Anglo American Out of Pebble Mine; Northern Dynasty Plans Permitting

One of two joint venture partners in a massive, contentious copper, gold and molybdenum mine in Southwest Alaska is bailing out, leaving Canada’s Northern Dynasty Minerals to carry the project forward to permitting later this year.

The announcement Sept. 16 from London-based Anglo American PLC said that after a review of the company’s backlog of projects a decision was made to prioritize money on projects with the highest value and lowest risks within its portfolio.

The globally diversified mining company has already invested over $500 million of the $1.5 billion it committed to in 2007 toward the Pebble Limited Partnership project.

According to Ron Thiessen, chief executive officer of Northern Dynasty, his company plans to begin the permitting application process for the $4.7 billion project by year’s end. Northern Dynasty will have the benefit of $541 million worth of expenditures, which opens the door to a number of exciting possibilities for Northern Dynasty and its shareholders and the Pebble project and its stakeholders,” Thiessen said.

But Northern Dynasty spokesman Sean MaGee said Sept. 17 that while plans have not been altered yet, there could now be some changes in the timeline for moving forward with the project. “As we go forward, there is no doubt we will have to access additional financing to move the project forward,” MaGee said.

“Northern Dynasty has said they are not going to relax and neither are we,” said Bob Waldrop, executive director of the Bristol Bay Regional Seafood Development Association. “Fishermen remain very concerned about the risks of this mine, no matter who does it.

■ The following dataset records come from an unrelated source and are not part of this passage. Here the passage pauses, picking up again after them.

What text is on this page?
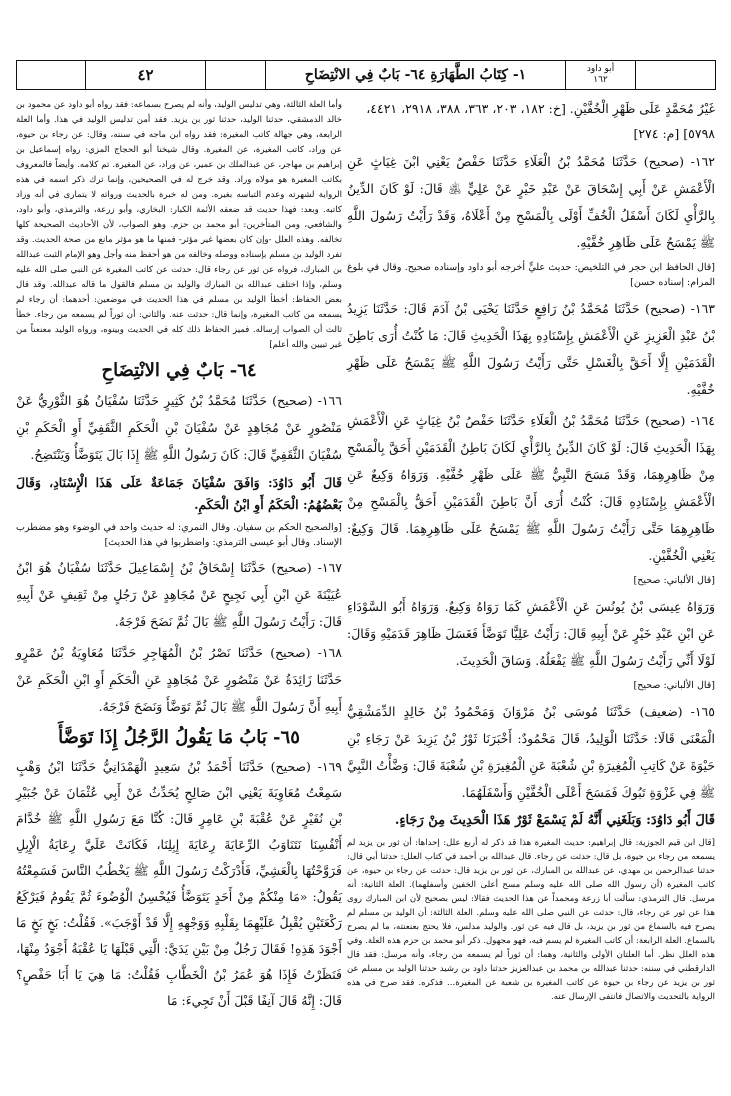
أبو داود
١٦٢
١- كِتَابُ الطَّهَارَةِ ٦٤- بَابٌ فِي الانْتِضَاحِ
٤٢

غَيْرُ مُحَمَّدٍ عَلَى ظَهْرِ الْخُفَّيْنِ. [خ: ١٨٢، ٢٠٣، ٣٦٣، ٣٨٨، ٢٩١٨، ٤٤٢١،

٥٧٩٨] [م: ٢٧٤]

١٦٢- (صحيح) حَدَّثَنَا مُحَمَّدُ بْنُ الْعَلَاءِ حَدَّثَنَا حَفْصٌ يَعْنِي ابْنَ غِيَاثٍ عَنِ الْأَعْمَشِ عَنْ أَبِي إِسْحَاقَ عَنْ عَبْدِ خَيْرٍ عَنْ عَلِيٍّ ﵁ قَالَ: لَوْ كَانَ الدِّينُ بِالرَّأْيِ لَكَانَ أَسْفَلُ الْخُفِّ أَوْلَى بِالْمَسْحِ مِنْ أَعْلَاهُ، وَقَدْ رَأَيْتُ رَسُولَ اللَّهِ ﷺ يَمْسَحُ عَلَى ظَاهِرِ خُفَّيْهِ.

[قال الحافظ ابن حجر في التلخيص: حديث عليٍّ أخرجه أبو داود وإسناده صحيح. وقال في بلوغ المرام: إسناده حسن]

١٦٣- (صحيح) حَدَّثَنَا مُحَمَّدُ بْنُ رَافِعٍ حَدَّثَنَا يَحْيَى بْنُ آدَمَ قَالَ: حَدَّثَنَا يَزِيدُ بْنُ عَبْدِ الْعَزِيزِ عَنِ الْأَعْمَشِ بِإِسْنَادِهِ بِهَذَا الْحَدِيثِ قَالَ: مَا كُنْتُ أُرَى بَاطِنَ الْقَدَمَيْنِ إِلَّا أَحَقَّ بِالْغَسْلِ حَتَّى رَأَيْتُ رَسُولَ اللَّهِ ﷺ يَمْسَحُ عَلَى ظَهْرِ خُفَّيْهِ.

١٦٤- (صحيح) حَدَّثَنَا مُحَمَّدُ بْنُ الْعَلَاءِ حَدَّثَنَا حَفْصُ بْنُ غِيَاثٍ عَنِ الْأَعْمَشِ بِهَذَا الْحَدِيثِ قَالَ: لَوْ كَانَ الدِّينُ بِالرَّأْيِ لَكَانَ بَاطِنُ الْقَدَمَيْنِ أَحَقَّ بِالْمَسْحِ مِنْ ظَاهِرِهِمَا، وَقَدْ مَسَحَ النَّبِيُّ ﷺ عَلَى ظَهْرِ خُفَّيْهِ. وَرَوَاهُ وَكِيعٌ عَنِ الْأَعْمَشِ بِإِسْنَادِهِ قَالَ: كُنْتُ أُرَى أَنَّ بَاطِنَ الْقَدَمَيْنِ أَحَقُّ بِالْمَسْحِ مِنْ ظَاهِرِهِمَا حَتَّى رَأَيْتُ رَسُولَ اللَّهِ ﷺ يَمْسَحُ عَلَى ظَاهِرِهِمَا. قَالَ وَكِيعٌ: يَعْنِي الْخُفَّيْنِ.

[قال الألباني: صحيح]

وَرَوَاهُ عِيسَى بْنُ يُونُسَ عَنِ الْأَعْمَشِ كَمَا رَوَاهُ وَكِيعٌ. وَرَوَاهُ أَبُو السَّوْدَاءِ عَنِ ابْنِ عَبْدِ خَيْرٍ عَنْ أَبِيهِ قَالَ: رَأَيْتُ عَلِيًّا تَوَضَّأَ فَغَسَلَ ظَاهِرَ قَدَمَيْهِ وَقَالَ: لَوْلَا أَنِّي رَأَيْتُ رَسُولَ اللَّهِ ﷺ يَفْعَلُهُ. وَسَاقَ الْحَدِيثَ.

[قال الألباني: صحيح]

١٦٥- (ضعيف) حَدَّثَنَا مُوسَى بْنُ مَرْوَانَ وَمَحْمُودُ بْنُ خَالِدٍ الدِّمَشْقِيُّ الْمَعْنَى قَالَا: حَدَّثَنَا الْوَلِيدُ، قَالَ مَحْمُودٌ: أَخْبَرَنَا ثَوْرُ بْنُ يَزِيدَ عَنْ رَجَاءِ بْنِ حَيْوَةَ عَنْ كَاتِبِ الْمُغِيرَةِ بْنِ شُعْبَةَ عَنِ الْمُغِيرَةِ بْنِ شُعْبَةَ قَالَ: وَضَّأْتُ النَّبِيَّ ﷺ فِي غَزْوَةِ تَبُوكَ فَمَسَحَ أَعْلَى الْخُفَّيْنِ وَأَسْفَلَهُمَا.

قَالَ أَبُو دَاوُدَ: وَبَلَغَنِي أَنَّهُ لَمْ يَسْمَعْ ثَوْرٌ هَذَا الْحَدِيثَ مِنْ رَجَاءٍ.

[قال ابن قيم الجوزية: قال إبراهيم: حديث المغيرة هذا قد ذكر له أربع علل: إحداها: أن ثور بن يزيد لم يسمعه من رجاء بن حيوة، بل قال: حدثت عن رجاء. قال عبدالله بن أحمد في كتاب العلل: حدثنا أبي قال: حدثنا عبدالرحمن بن مهدي، عن عبدالله بن المبارك، عن ثور بن يزيد قال: حدثت عن رجاء بن حيوة، عن كاتب المغيرة (أن رسول الله صلى الله عليه وسلم مسح أعلى الخفين وأسفلهما). العلة الثانية: أنه مرسل. قال الترمذي: سألت أبا زرعة ومحمداً عن هذا الحديث فقالا: ليس بصحيح لأن ابن المبارك روى هذا عن ثور عن رجاء، قال: حدثت عن النبي صلى الله عليه وسلم. العلة الثالثة: أن الوليد بن مسلم لم يصرح فيه بالسماع من ثور بن يزيد، بل قال فيه عن ثور. والوليد مدلس، فلا يحتج بعنعنته، ما لم يصرح بالسماع. العلة الرابعة: أن كاتب المغيرة لم يسم فيه، فهو مجهول. ذكر أبو محمد بن حزم هذه العلة. وفي هذه العلل نظر. أما العلتان الأولى والثانية، وهما: أن ثوراً لم يسمعه من رجاء، وأنه مرسل: فقد قال الدارقطني في سننه: حدثنا عبدالله بن محمد بن عبدالعزيز حدثنا داود بن رشيد حدثنا الوليد بن مسلم عن ثور بن يزيد عن رجاء بن حيوة عن كاتب المغيرة بن شعبة عن المغيرة... فذكره. فقد صرح في هذه الرواية بالتحديث والاتصال فانتفى الإرسال عنه.

وأما العلة الثالثة، وهي تدليس الوليد، وأنه لم يصرح بسماعه: فقد رواه أبو داود عن محمود بن خالد الدمشقي، حدثنا الوليد، حدثنا ثور بن يزيد. فقد أمن تدليس الوليد في هذا. وأما العلة الرابعة، وهي جهالة كاتب المغيرة: فقد رواه ابن ماجه في سننه، وقال: عن رجاء بن حيوة، عن وراد، كاتب المغيرة، عن المغيرة. وقال شيخنا أبو الحجاج المزي: رواه إسماعيل بن إبراهيم بن مهاجر، عن عبدالملك بن عمير، عن وراد، عن المغيرة. تم كلامه. وأيضاً فالمعروف بكاتب المغيرة هو مولاه وراد. وقد خرج له في الصحيحين، وإنما ترك ذكر اسمه في هذه الرواية لشهرته وعدم التباسه بغيره. ومن له خبرة بالحديث ورواته لا يتمارى في أنه وراد كاتبه. وبعد: فهذا حديث قد ضعفه الأئمة الكبار: البخاري، وأبو زرعة، والترمذي، وأبو داود، والشافعي، ومن المتأخرين: أبو محمد بن حزم. وهو الصواب، لأن الأحاديث الصحيحة كلها تخالفه. وهذه العلل -وإن كان بعضها غير مؤثر- فمنها ما هو مؤثر مانع من صحة الحديث. وقد تفرد الوليد بن مسلم بإسناده ووصله وخالفه من هو أحفظ منه وأجل وهو الإمام الثبت عبدالله بن المبارك، فرواه عن ثور عن رجاء قال: حدثت عن كاتب المغيرة عن النبي صلى الله عليه وسلم، وإذا اختلف عبدالله بن المبارك والوليد بن مسلم فالقول ما قاله عبدالله. وقد قال بعض الحفاظ: أخطأ الوليد بن مسلم في هذا الحديث في موضعين: أحدهما: أن رجاء لم يسمعه من كاتب المغيرة، وإنما قال: حدثت عنه. والثاني: أن ثوراً لم يسمعه من رجاء. خطأ ثالث أن الصواب إرساله. فميز الحفاظ ذلك كله في الحديث وبينوه، ورواه الوليد معنعناً من غير تبيين والله أعلم]

٦٤- بَابٌ فِي الانْتِضَاحِ

١٦٦- (صحيح) حَدَّثَنَا مُحَمَّدُ بْنُ كَثِيرٍ حَدَّثَنَا سُفْيَانُ هُوَ الثَّوْرِيُّ عَنْ مَنْصُورٍ عَنْ مُجَاهِدٍ عَنْ سُفْيَانَ بْنِ الْحَكَمِ الثَّقَفِيِّ أَوِ الْحَكَمِ بْنِ سُفْيَانَ الثَّقَفِيِّ قَالَ: كَانَ رَسُولُ اللَّهِ ﷺ إِذَا بَالَ يَتَوَضَّأُ وَيَنْتَضِحُ.

قَالَ أَبُو دَاوُدَ: وَافَقَ سُفْيَانَ جَمَاعَةٌ عَلَى هَذَا الْإِسْنَادِ، وَقَالَ بَعْضُهُمُ: الْحَكَمُ أَوِ ابْنُ الْحَكَمِ.

[والصحيح الحكم بن سفيان. وقال النمري: له حديث واحد في الوضوء وهو مضطرب الإسناد. وقال أبو عيسى الترمذي: واضطربوا في هذا الحديث]

١٦٧- (صحيح) حَدَّثَنَا إِسْحَاقُ بْنُ إِسْمَاعِيلَ حَدَّثَنَا سُفْيَانُ هُوَ ابْنُ عُيَيْنَةَ عَنِ ابْنِ أَبِي نَجِيحٍ عَنْ مُجَاهِدٍ عَنْ رَجُلٍ مِنْ ثَقِيفٍ عَنْ أَبِيهِ قَالَ: رَأَيْتُ رَسُولَ اللَّهِ ﷺ بَالَ ثُمَّ نَضَحَ فَرْجَهُ.

١٦٨- (صحيح) حَدَّثَنَا نَصْرُ بْنُ الْمُهَاجِرِ حَدَّثَنَا مُعَاوِيَةُ بْنُ عَمْرٍو حَدَّثَنَا زَائِدَةُ عَنْ مَنْصُورٍ عَنْ مُجَاهِدٍ عَنِ الْحَكَمِ أَوِ ابْنِ الْحَكَمِ عَنْ أَبِيهِ أَنَّ رَسُولَ اللَّهِ ﷺ بَالَ ثُمَّ تَوَضَّأَ وَنَضَحَ فَرْجَهُ.

٦٥- بَابُ مَا يَقُولُ الرَّجُلُ إِذَا تَوَضَّأَ

١٦٩- (صحيح) حَدَّثَنَا أَحْمَدُ بْنُ سَعِيدٍ الْهَمْدَانِيُّ حَدَّثَنَا ابْنُ وَهْبٍ سَمِعْتُ مُعَاوِيَةَ يَعْنِي ابْنَ صَالِحٍ يُحَدِّثُ عَنْ أَبِي عُثْمَانَ عَنْ جُبَيْرِ بْنِ نُفَيْرٍ عَنْ عُقْبَةَ بْنِ عَامِرٍ قَالَ: كُنَّا مَعَ رَسُولِ اللَّهِ ﷺ خُدَّامَ أَنْفُسِنَا نَتَنَاوَبُ الرِّعَايَةَ رِعَايَةَ إِبِلِنَا، فَكَانَتْ عَلَيَّ رِعَايَةُ الْإِبِلِ فَرَوَّحْتُهَا بِالْعَشِيِّ، فَأَدْرَكْتُ رَسُولَ اللَّهِ ﷺ يَخْطُبُ النَّاسَ فَسَمِعْتُهُ يَقُولُ: «مَا مِنْكُمْ مِنْ أَحَدٍ يَتَوَضَّأُ فَيُحْسِنُ الْوُضُوءَ ثُمَّ يَقُومُ فَيَرْكَعُ رَكْعَتَيْنِ يُقْبِلُ عَلَيْهِمَا بِقَلْبِهِ وَوَجْهِهِ إِلَّا قَدْ أَوْجَبَ». فَقُلْتُ: بَخٍ بَخٍ مَا أَجْوَدَ هَذِهِ! فَقَالَ رَجُلٌ مِنْ بَيْنِ يَدَيَّ: الَّتِي قَبْلَهَا يَا عُقْبَةُ أَجْوَدُ مِنْهَا، فَنَظَرْتُ فَإِذَا هُوَ عُمَرُ بْنُ الْخَطَّابِ فَقُلْتُ: مَا هِيَ يَا أَبَا حَفْصٍ؟ قَالَ: إِنَّهُ قَالَ آنِفًا قَبْلَ أَنْ تَجِيءَ: مَا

The more you look (into development of the mine) the worse it gets, until finally even the business people are pulling out.”

The announcement comes as the US Environmental Protection Agency is still working to complete its final Bristol Bay Watershed Assessment, which could help determine an EPA decision on whether to invoke section 404 (C) of the Clear Water Act. That section authorizes the EPA to deny or restrict use of any defined area as a disposal site after a determination that the discharge of certain materials would have an unacceptable adverse effect on municipal water supplies, and fishery areas.